Il écrit: «S’il me faut du sucre pour un gâteau que quelqu’un m’aide à faire, j’espère bien qu’il ne me tendra pas le sel; s’il me faut une cuiller, je veux croire que ce ne sera pas une attrape en caoutchouc»; cela suppose, pour lui, une entente préalable, une coopération entre les deux acteurs qui n’est pas aussi évidente qu’il y paraît, dès lors qu’elle interviendrait entre individus conçus comme étant enfermés en eux-mêmes.
Mais: d’où vient la possibilité de prévoir l’entente, de supposer la coopération? Du fait que les hommes sont obligés de s’entendre et de coopérer pour vivre ensemble? C’est une tautologie.
Grice avait mis en évidence l’entente que cette collaboration présuppose mais il l’attribue à la concertation discursive d’individus autonomes et rationnellement intéressés.

Habermas et Grice ne tirent pas les conséquences de la “médiation” symbolique par le langage pourtant reconnue.
De là viennent, me semble-t-il, leurs limites: on s’attend donc en vain à ce que la relation fondée sur des individus indépendants, contractant et discutant librement entre eux, puisse se constituer autrement que selon des rapports de force.
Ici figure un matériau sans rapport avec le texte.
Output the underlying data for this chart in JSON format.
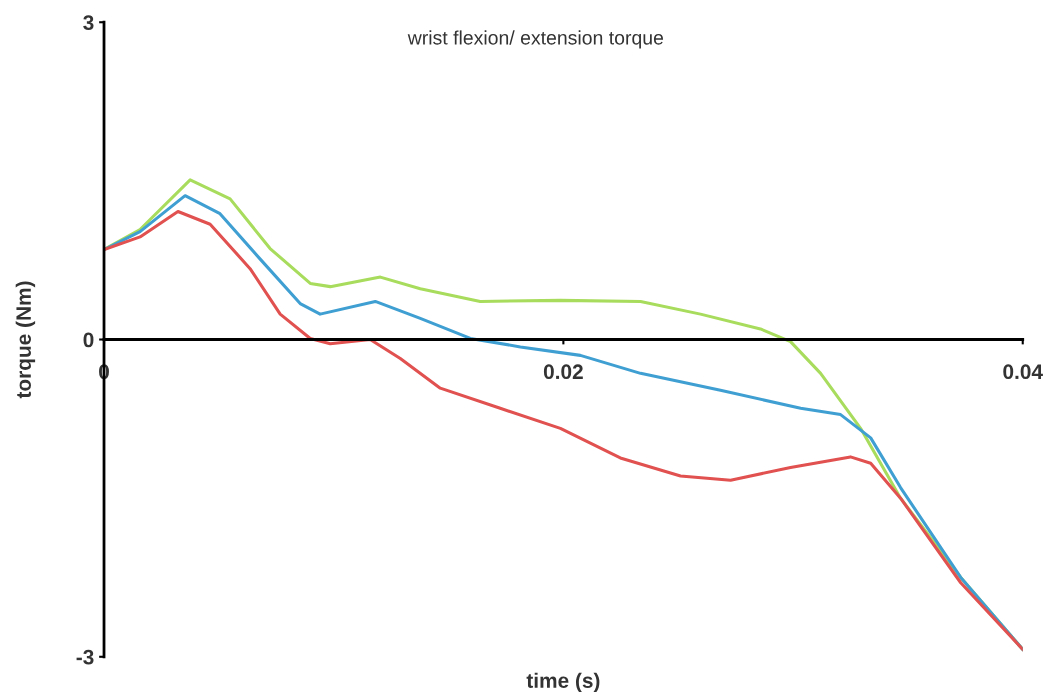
{
  "chart_data": {
    "type": "line",
    "title": "wrist flexion/ extension torque",
    "xlabel": "time (s)",
    "ylabel": "torque (Nm)",
    "xlim": [
      0,
      0.04
    ],
    "xticks": [
      0,
      0.02,
      0.04
    ],
    "ylim": [
      -3,
      3
    ],
    "yticks": [
      -3,
      0,
      3
    ],
    "grid": false,
    "marker": "none",
    "line_style": "solid",
    "series": [
      {
        "color": "#a8dc5c",
        "x": [
          0,
          0.00157,
          0.00375,
          0.00549,
          0.00723,
          0.00898,
          0.00985,
          0.01203,
          0.01377,
          0.01638,
          0.01987,
          0.02336,
          0.02597,
          0.02858,
          0.02989,
          0.0312,
          0.03294,
          0.03468,
          0.0373,
          0.04
        ],
        "values": [
          0.85,
          1.04,
          1.51,
          1.33,
          0.86,
          0.53,
          0.5,
          0.59,
          0.48,
          0.36,
          0.37,
          0.36,
          0.24,
          0.1,
          -0.02,
          -0.32,
          -0.84,
          -1.5,
          -2.25,
          -2.93
        ]
      },
      {
        "color": "#3f9fd2",
        "x": [
          0,
          0.00157,
          0.00353,
          0.00505,
          0.0068,
          0.00854,
          0.00941,
          0.01181,
          0.01377,
          0.01595,
          0.01813,
          0.02074,
          0.02336,
          0.02684,
          0.03033,
          0.03207,
          0.03338,
          0.03468,
          0.0373,
          0.04
        ],
        "values": [
          0.85,
          1.02,
          1.36,
          1.19,
          0.76,
          0.34,
          0.24,
          0.36,
          0.2,
          0.01,
          -0.07,
          -0.15,
          -0.32,
          -0.48,
          -0.65,
          -0.71,
          -0.93,
          -1.4,
          -2.25,
          -2.93
        ]
      },
      {
        "color": "#e0514f",
        "x": [
          0,
          0.00157,
          0.00322,
          0.00462,
          0.00636,
          0.00767,
          0.00898,
          0.00985,
          0.01159,
          0.0129,
          0.01464,
          0.01725,
          0.01987,
          0.02248,
          0.0251,
          0.02728,
          0.02989,
          0.0325,
          0.03338,
          0.03468,
          0.0373,
          0.04
        ],
        "values": [
          0.85,
          0.97,
          1.21,
          1.09,
          0.67,
          0.24,
          0.01,
          -0.04,
          0,
          -0.18,
          -0.46,
          -0.65,
          -0.84,
          -1.12,
          -1.29,
          -1.33,
          -1.21,
          -1.11,
          -1.17,
          -1.5,
          -2.3,
          -2.93
        ]
      }
    ]
  }
}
Qu’en est-il donc de cet autre, en face de moi? Un ennemi possible qui empiète sur ma liberté ou l’autre de moi, celui que je phantasme comme mon double, comme objet d’amour? Il se dérobe constamment: je cours, souvent sinon toujours, en vain, à sa recherche.
La relation entre des sujets interdépendants, parce que dépendants d’un même champ symbolique, n’en est plus à se penser en termes d’extériorité: l’autre fait partie intégrante de moi.
En conséquence, on ne peut plus parler de relation “entre” sujets, parce que l’autre n’a plus à être pensé comme une individualité, “monade sans portes ni fenêtres”, étrangère à moi-même.
Si la phénoménologie, ainsi que son représentant le plus connu actuellement, le philosophe lituanien naturalisé français, Levinas, met en scène, à l’opposé de la philosophie classique, une conscience douée déjà au départ d’altérité, (la philosophie se confondant ainsi avec l’éthique), à leur avis le “je” doit continuer à répondre de l’autre, qui reste toujours, malgré tout, un inconnu.
Que le thème principal de la philosophie de Levinas soit le “visage” de l’autre, ce n’est pas un hasard; il en parle, malgré tout, en termes d’inter-relation –propres, par ex., à la sociologie de la “médiation symbolique” (Goffman, 1973)–.
Résultat: le visage de l’autre reste “insaisissable”: l’autre, c’est autre de moi.

Conclusion

Le dépassement des alternatives examinées, privé/public, dépendance/liberté et la référence au champ symbolique constituent un préalable au renouveau des notions de relation, solidarité, coopération et offrent des bases autrement solides que celles qui viennent du contrat, de la négociation et de la concertation, en un mot, de la “discursivité” propre à des individus indépendants.